Alessandria, medico lavora all’Ospedale nonostante la sua positività al Coronavirus

Era consapevole di avere dei sintomi riconducibili al covid ma il medico si sarebbe presentato comunque a lavorare in ospedale con la febbre scoprendo successivamente che era stato effettivamente contagiato dal coronavirus a seguito dell'aggravarsi dei sintomi. È successo nel reparto di Ginecologia e Ostetricia dell'Ospedale Santi Antonio e Biagio di Alessandria. Il sindacato infermieristico NurSind ha incaricato i suoi legali di occuparsi della vicenda: "Vogliamo verificare - spiega il segretario provinciale Salvatore Lo Presti - se ci sia stata carenza di programmazione da parte dell'Azienda o non sia stata applicata la procedura da parte del medico". Ad ogni ingresso viene rilevata la temperatura corporea grazie ad un termoscanner ed occorre igienizzare le mani. Attualmente il medico è ricoverato mentre nell'ospedale sono stati fatti tutti i controlli tempestivi a personale e pazienti ricoverate in reparto.
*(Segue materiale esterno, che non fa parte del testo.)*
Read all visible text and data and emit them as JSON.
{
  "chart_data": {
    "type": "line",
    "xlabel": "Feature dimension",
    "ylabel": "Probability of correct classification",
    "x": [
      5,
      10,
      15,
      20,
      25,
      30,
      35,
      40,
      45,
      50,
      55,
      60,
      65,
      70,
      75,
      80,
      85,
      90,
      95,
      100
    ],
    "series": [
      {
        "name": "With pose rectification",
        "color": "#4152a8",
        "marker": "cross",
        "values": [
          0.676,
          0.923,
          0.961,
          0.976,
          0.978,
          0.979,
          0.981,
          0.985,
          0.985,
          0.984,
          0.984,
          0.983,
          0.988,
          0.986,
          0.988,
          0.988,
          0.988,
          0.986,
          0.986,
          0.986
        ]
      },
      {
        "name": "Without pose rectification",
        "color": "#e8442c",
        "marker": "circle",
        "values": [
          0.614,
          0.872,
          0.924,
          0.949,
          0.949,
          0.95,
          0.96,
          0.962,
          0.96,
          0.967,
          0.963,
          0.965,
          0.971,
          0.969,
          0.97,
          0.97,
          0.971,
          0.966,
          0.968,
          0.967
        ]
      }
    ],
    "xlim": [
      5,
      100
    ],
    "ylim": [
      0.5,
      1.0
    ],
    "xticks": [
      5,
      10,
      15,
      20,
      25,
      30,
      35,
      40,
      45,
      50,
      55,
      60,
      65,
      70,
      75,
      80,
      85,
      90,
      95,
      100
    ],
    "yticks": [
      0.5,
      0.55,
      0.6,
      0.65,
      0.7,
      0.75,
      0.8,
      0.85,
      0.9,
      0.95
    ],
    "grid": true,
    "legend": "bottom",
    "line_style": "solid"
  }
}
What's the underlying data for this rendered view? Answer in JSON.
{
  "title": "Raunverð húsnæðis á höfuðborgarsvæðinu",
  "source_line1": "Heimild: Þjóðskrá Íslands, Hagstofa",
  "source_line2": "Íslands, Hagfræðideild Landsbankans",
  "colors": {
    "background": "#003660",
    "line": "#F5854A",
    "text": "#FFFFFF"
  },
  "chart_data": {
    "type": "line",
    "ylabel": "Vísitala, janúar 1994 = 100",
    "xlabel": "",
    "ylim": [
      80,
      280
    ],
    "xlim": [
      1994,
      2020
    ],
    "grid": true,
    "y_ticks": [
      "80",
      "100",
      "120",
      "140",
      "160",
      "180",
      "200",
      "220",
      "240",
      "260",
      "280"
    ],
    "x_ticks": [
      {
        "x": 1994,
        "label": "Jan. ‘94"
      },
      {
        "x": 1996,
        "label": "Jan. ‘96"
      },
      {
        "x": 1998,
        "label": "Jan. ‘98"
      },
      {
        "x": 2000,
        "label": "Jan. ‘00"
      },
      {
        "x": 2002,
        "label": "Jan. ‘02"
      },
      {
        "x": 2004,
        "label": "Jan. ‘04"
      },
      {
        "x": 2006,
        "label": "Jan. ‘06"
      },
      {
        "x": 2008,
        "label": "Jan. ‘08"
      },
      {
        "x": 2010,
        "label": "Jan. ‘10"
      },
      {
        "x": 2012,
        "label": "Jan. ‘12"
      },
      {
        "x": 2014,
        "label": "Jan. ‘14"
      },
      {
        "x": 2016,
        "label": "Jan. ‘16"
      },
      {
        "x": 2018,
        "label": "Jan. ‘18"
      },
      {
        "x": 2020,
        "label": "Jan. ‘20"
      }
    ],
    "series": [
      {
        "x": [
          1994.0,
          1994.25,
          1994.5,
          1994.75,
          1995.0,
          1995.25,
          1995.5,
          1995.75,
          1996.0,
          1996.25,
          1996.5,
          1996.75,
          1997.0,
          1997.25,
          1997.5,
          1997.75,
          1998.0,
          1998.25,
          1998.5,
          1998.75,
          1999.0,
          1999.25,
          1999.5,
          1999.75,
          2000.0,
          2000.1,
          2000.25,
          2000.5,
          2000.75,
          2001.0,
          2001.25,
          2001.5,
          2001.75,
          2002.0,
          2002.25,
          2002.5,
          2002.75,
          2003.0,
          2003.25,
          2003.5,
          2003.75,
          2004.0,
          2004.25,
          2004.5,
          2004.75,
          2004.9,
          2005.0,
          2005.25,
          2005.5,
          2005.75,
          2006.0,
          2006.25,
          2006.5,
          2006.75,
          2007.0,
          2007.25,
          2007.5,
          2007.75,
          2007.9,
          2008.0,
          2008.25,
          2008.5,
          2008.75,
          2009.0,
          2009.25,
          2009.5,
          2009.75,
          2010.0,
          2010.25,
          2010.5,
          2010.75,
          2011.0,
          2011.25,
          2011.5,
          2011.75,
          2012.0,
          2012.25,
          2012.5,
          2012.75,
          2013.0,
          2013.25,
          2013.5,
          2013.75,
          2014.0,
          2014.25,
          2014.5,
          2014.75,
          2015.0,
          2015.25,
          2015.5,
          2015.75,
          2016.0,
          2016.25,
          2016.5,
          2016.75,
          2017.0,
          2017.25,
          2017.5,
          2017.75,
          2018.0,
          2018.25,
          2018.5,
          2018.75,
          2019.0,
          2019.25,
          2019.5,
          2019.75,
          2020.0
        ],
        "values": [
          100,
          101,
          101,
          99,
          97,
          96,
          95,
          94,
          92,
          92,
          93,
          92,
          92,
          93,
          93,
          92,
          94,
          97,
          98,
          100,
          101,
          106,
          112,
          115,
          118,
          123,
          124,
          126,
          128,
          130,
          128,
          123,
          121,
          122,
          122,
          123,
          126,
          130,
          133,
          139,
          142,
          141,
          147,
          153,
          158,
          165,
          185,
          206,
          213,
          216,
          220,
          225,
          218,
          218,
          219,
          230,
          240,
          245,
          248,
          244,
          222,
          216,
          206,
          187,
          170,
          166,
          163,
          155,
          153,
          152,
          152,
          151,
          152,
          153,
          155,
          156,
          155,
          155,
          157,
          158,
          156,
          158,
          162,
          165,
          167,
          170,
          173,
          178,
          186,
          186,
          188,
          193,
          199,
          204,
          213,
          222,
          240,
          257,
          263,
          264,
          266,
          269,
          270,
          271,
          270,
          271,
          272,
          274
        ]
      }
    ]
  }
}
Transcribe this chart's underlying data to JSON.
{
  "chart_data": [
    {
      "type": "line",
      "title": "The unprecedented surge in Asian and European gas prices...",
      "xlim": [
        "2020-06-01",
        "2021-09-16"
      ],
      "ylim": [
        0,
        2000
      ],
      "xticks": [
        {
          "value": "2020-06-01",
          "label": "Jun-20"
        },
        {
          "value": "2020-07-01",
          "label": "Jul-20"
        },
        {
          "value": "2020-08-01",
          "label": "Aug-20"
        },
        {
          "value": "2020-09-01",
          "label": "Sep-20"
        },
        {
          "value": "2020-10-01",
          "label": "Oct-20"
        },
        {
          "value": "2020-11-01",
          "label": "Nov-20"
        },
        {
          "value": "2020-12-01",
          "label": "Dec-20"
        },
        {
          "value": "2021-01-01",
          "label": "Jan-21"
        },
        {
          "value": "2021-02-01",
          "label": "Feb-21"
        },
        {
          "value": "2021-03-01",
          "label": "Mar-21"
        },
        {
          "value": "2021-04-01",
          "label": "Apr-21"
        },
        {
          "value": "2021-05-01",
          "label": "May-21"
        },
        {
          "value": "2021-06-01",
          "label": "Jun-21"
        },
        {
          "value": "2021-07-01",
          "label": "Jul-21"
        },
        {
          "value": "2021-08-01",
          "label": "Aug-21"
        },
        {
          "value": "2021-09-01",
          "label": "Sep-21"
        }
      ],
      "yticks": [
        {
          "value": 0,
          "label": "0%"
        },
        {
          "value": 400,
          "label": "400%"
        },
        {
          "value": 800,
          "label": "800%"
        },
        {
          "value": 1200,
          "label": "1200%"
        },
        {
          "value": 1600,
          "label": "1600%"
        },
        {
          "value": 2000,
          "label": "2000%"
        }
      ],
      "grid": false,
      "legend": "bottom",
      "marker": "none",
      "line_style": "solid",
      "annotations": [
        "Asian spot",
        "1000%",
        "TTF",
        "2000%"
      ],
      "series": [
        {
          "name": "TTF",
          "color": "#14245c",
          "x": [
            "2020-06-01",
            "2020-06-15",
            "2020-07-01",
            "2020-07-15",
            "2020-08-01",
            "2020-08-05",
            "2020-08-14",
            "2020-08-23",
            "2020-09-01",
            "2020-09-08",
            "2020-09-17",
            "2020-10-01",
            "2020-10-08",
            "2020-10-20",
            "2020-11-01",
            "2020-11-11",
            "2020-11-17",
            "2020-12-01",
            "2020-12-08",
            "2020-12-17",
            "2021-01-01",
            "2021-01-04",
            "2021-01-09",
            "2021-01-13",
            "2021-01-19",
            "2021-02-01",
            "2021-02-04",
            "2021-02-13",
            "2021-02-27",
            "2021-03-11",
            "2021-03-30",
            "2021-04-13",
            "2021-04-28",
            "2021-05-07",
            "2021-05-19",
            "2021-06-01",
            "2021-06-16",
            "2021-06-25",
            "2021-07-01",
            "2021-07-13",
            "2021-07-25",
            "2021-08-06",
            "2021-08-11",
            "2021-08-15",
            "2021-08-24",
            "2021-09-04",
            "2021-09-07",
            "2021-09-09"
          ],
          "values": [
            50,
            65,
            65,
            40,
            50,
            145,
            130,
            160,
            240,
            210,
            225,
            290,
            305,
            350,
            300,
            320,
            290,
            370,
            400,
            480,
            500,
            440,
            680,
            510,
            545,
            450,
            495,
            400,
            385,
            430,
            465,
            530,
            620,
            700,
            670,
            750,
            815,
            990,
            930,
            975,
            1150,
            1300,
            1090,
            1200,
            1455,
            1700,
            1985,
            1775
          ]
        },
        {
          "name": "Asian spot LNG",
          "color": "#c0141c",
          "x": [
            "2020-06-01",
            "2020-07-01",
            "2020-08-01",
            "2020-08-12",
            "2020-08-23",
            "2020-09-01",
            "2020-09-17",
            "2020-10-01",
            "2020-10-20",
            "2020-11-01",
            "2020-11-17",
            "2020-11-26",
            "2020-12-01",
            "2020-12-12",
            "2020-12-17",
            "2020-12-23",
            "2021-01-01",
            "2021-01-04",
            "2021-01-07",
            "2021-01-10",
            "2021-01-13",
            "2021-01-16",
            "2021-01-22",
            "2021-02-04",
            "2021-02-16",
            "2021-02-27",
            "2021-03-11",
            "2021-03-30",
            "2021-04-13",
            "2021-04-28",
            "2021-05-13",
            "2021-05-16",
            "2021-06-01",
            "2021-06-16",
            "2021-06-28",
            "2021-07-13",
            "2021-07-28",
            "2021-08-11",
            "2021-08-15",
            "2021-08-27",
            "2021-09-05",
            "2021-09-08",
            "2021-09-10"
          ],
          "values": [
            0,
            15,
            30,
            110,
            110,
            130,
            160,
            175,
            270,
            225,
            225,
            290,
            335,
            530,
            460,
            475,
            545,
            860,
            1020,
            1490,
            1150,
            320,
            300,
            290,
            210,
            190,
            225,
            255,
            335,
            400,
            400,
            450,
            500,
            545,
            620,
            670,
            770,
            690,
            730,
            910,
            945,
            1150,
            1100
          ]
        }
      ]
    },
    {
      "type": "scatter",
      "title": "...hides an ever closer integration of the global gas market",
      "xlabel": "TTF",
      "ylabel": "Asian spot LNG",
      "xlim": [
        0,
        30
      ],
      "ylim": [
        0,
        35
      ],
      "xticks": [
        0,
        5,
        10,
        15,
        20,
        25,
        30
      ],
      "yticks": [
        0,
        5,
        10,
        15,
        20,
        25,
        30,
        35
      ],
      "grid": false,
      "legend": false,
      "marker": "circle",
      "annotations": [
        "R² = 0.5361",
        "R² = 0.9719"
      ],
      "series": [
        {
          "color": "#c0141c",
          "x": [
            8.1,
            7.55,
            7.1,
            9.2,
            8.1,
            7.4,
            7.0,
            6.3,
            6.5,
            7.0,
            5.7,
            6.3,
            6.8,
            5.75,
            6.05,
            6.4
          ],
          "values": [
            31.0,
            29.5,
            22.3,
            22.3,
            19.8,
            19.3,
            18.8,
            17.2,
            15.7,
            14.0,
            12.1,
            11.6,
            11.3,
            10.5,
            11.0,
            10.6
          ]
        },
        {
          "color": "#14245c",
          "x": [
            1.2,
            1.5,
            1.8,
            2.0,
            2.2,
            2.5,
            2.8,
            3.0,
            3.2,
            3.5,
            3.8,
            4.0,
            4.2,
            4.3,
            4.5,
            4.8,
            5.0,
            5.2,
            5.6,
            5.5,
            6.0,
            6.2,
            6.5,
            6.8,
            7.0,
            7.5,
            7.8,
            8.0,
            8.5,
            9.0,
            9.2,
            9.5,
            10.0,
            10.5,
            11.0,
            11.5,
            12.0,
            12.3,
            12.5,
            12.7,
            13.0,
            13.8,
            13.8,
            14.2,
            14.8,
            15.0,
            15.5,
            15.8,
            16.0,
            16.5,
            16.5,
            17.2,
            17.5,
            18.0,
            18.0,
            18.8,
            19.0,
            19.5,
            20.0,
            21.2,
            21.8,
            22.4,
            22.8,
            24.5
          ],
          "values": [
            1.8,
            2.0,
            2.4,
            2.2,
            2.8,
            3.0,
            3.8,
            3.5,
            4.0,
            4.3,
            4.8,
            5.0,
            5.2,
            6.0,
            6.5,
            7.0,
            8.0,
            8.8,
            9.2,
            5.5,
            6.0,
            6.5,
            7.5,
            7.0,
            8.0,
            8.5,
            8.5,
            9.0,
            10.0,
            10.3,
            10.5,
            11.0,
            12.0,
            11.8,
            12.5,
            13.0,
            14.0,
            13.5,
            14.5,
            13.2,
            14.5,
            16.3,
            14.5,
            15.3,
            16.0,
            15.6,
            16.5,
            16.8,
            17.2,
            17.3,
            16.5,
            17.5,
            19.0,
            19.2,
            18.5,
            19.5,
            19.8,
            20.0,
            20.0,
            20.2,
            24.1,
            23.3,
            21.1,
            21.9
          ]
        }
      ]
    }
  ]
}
A rendere nota la positività del proprio dipendente è la stessa Azienda Ospedaliera, che ha già avviato le procedure previste per questi casi ed effettuato i tamponi al personale di tutto il reparto.

L'Azienda Ospedaliera in un comunicato sottolinea che "l'obbligo di utilizzo dei Dpi vigente tutela la diffusione del virus tra pazienti e operatori e si sta procedendo con i protocolli di sicurezza". Inoltre, è obbligatorio l'utilizzo dei Dpi per tutta la permanenza in ospedale, contro la diffusione del virus.